Green Party presidential nominee Jill Stein on the campaign trail earlier this year. (Gage Skidmore / CC 2.0)

Jill Stein is growing increasingly aggressive in her campaign strategy as the November general election draws closer. She’s been served with an arrest warrant for her participation in protests against the Dakota Access pipeline and has continued to push for third-party inclusion in the presidential debates taking place this fall.

But most of all, she’s begun to ramp up her campaign by focusing on the differences between her and her mainstream political opponents. She kicked off the week by attacking GOP rival Donald Trump and Democratic rival Hillary Clinton in an interview and during a campaign appearance.

In a podcast recorded last week but published Monday, Stein, a doctor, was asked about Trump’s health—a key topic over the past few weeks. “You know, I don’t pretend to be able to do TV diagnosis, but I think the guy has a problem,” she said. “The guy has a lot of problems—physical, mental, emotional, cognitive … You know, the guy may have a memory problem. Who knows what it is? But he’s incapable of having a consistent thought or policy.”

Stein also addressed the “lesser evil” concept, which has been a key point of her campaign for months. In the podcast, she said that choosing between a Trump presidency or a Clinton presidency was like choosing between “death by gunshot or death by strangulation.”

She continued this “lesser evil” narrative during a speech at Wheaton College in Massachusetts. Angela Rowlings of the Boston Herald reports:

“People say, ‘Well, aren’t you afraid of Donald Trump getting elected?’ I’ll say yes, that would be a horrible thing,” Stein said. “But I am also terrified of Hillary Clinton in the White House with her finger on the button.”

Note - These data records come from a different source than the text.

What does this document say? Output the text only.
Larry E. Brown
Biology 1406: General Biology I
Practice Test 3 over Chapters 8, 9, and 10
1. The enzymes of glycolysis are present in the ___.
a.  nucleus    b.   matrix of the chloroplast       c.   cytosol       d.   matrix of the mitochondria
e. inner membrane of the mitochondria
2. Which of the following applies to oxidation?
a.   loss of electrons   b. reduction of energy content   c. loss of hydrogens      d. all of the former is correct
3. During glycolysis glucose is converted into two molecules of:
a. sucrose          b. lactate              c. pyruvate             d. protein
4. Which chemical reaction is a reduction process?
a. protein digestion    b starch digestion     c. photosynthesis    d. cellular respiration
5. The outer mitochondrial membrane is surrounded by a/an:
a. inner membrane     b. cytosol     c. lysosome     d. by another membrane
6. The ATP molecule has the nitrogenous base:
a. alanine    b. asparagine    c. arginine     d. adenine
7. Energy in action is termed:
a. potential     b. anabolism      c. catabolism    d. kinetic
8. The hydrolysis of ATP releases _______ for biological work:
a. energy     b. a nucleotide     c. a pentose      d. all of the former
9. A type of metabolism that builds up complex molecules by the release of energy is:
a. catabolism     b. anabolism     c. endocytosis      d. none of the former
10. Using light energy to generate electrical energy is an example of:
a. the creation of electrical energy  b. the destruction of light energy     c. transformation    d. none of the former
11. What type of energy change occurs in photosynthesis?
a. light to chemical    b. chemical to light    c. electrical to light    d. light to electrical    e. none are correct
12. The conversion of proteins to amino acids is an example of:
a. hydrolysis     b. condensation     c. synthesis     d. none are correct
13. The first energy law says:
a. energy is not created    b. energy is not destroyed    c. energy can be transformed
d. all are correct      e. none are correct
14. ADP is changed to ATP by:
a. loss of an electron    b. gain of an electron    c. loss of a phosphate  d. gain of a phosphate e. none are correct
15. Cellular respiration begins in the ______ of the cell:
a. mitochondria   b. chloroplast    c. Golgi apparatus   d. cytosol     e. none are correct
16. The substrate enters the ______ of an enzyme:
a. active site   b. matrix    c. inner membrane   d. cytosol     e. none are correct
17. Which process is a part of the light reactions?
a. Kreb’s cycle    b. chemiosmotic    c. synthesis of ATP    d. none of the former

Speaking to a standing-room-only crowd at Hindle Auditorium, Stein said that while Trump “says despicable things,” Americans can’t afford a presidency under Clinton, either. By “expanding a no-fly zone” in Syria, Stein said, Clinton has provoked a potential nuclear war against Russia.

“When you vote for the lesser evil, you’re allowing yourself to be silenced,” Stein said to more than 200 in attendance at the Norton campus. “And if we are silenced, you create a moral vacuum. Democracy needs a moral compass that is not coming from political parties funded by our predatory banks and fossil-fuel giants and war profiteers.”

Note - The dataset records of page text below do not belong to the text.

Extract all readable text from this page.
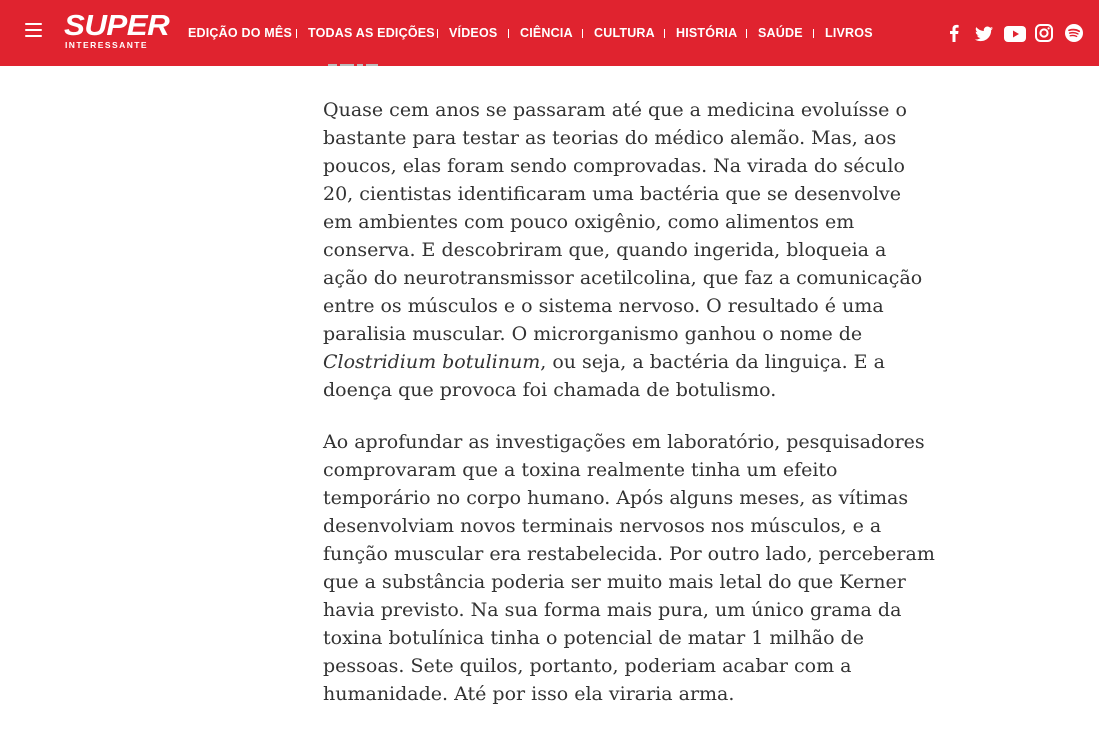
SUPER
INTERESSANTE
EDIÇÃO DO MÊS TODAS AS EDIÇÕES VÍDEOS CIÊNCIA CULTURA HISTÓRIA SAÚDE LIVROS

Quase cem anos se passaram até que a medicina evoluísse o bastante para testar as teorias do médico alemão. Mas, aos poucos, elas foram sendo comprovadas. Na virada do século 20, cientistas identificaram uma bactéria que se desenvolve em ambientes com pouco oxigênio, como alimentos em conserva. E descobriram que, quando ingerida, bloqueia a ação do neurotransmissor acetilcolina, que faz a comunicação entre os músculos e o sistema nervoso. O resultado é uma paralisia muscular. O microrganismo ganhou o nome de Clostridium botulinum, ou seja, a bactéria da linguiça. E a doença que provoca foi chamada de botulismo.

Ao aprofundar as investigações em laboratório, pesquisadores comprovaram que a toxina realmente tinha um efeito temporário no corpo humano. Após alguns meses, as vítimas desenvolviam novos terminais nervosos nos músculos, e a função muscular era restabelecida. Por outro lado, perceberam que a substância poderia ser muito mais letal do que Kerner havia previsto. Na sua forma mais pura, um único grama da toxina botulínica tinha o potencial de matar 1 milhão de pessoas. Sete quilos, portanto, poderiam acabar com a humanidade. Até por isso ela viraria arma.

Stein’s new campaign strategy is also abundantly clear on her Twitter feed, which is filled with political critiques of her opponents:

Stein, however, is walking a fine line between criticism of Clinton and promotion of Trump. “I’ve never said Clinton is ‘worse than’ Trump,” she tweeted on Monday. “Both are terrible candidates for different reasons.”

In her podcast interview, Stein even critiqued Vermont Sen. Bernie Sanders. “I think he’s on the wrong team, perhaps because he’s been in Washington, D.C., too long,” she said, “because he used to really understand independent politics and why we cannot have a viable political system unless we have independent political parties.”

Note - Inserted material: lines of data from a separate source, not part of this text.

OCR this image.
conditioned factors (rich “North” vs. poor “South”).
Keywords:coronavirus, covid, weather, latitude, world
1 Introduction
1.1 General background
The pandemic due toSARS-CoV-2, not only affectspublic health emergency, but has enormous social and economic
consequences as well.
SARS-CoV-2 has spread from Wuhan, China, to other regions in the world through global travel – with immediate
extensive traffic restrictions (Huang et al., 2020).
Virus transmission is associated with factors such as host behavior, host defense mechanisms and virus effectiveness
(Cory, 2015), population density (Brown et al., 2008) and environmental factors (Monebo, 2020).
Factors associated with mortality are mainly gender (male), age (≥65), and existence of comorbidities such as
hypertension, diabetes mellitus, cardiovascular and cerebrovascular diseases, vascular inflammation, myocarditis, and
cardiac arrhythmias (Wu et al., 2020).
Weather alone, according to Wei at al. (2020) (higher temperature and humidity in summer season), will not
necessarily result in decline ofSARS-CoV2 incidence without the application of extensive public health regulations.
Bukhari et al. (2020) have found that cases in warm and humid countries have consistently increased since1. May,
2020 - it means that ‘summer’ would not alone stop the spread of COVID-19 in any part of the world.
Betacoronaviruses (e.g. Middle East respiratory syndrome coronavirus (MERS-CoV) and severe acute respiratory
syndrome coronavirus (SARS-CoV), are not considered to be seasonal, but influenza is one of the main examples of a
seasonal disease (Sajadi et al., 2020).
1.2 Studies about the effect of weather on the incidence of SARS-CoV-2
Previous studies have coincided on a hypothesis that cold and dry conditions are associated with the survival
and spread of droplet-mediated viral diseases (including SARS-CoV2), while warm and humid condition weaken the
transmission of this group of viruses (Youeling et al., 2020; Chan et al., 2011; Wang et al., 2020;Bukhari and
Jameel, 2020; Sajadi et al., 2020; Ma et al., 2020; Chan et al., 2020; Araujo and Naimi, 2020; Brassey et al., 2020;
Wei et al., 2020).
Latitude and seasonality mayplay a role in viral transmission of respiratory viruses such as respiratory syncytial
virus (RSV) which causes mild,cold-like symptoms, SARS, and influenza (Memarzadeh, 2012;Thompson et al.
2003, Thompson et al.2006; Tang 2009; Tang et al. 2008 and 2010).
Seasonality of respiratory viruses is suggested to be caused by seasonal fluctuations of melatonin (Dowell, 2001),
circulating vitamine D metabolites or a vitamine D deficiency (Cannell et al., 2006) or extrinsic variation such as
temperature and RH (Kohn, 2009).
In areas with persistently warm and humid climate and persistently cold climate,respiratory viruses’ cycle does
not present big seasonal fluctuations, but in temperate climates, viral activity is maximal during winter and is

It’s unclear whether her new political tack will have a positive effect on Stein’s poll numbers. She remains in the low single-digits, whereas her third-party rival, Libertarian presidential nominee Gary Johnson, has broken out into double digits. Both Johnson and Stein have argued for access to the presidential debates, but both failed to qualify for the first debate, scheduled for Sept 26. Johnson has not responded to Stein’s plea for a third-party debate against him if the two fail to make it into the mainstream debates.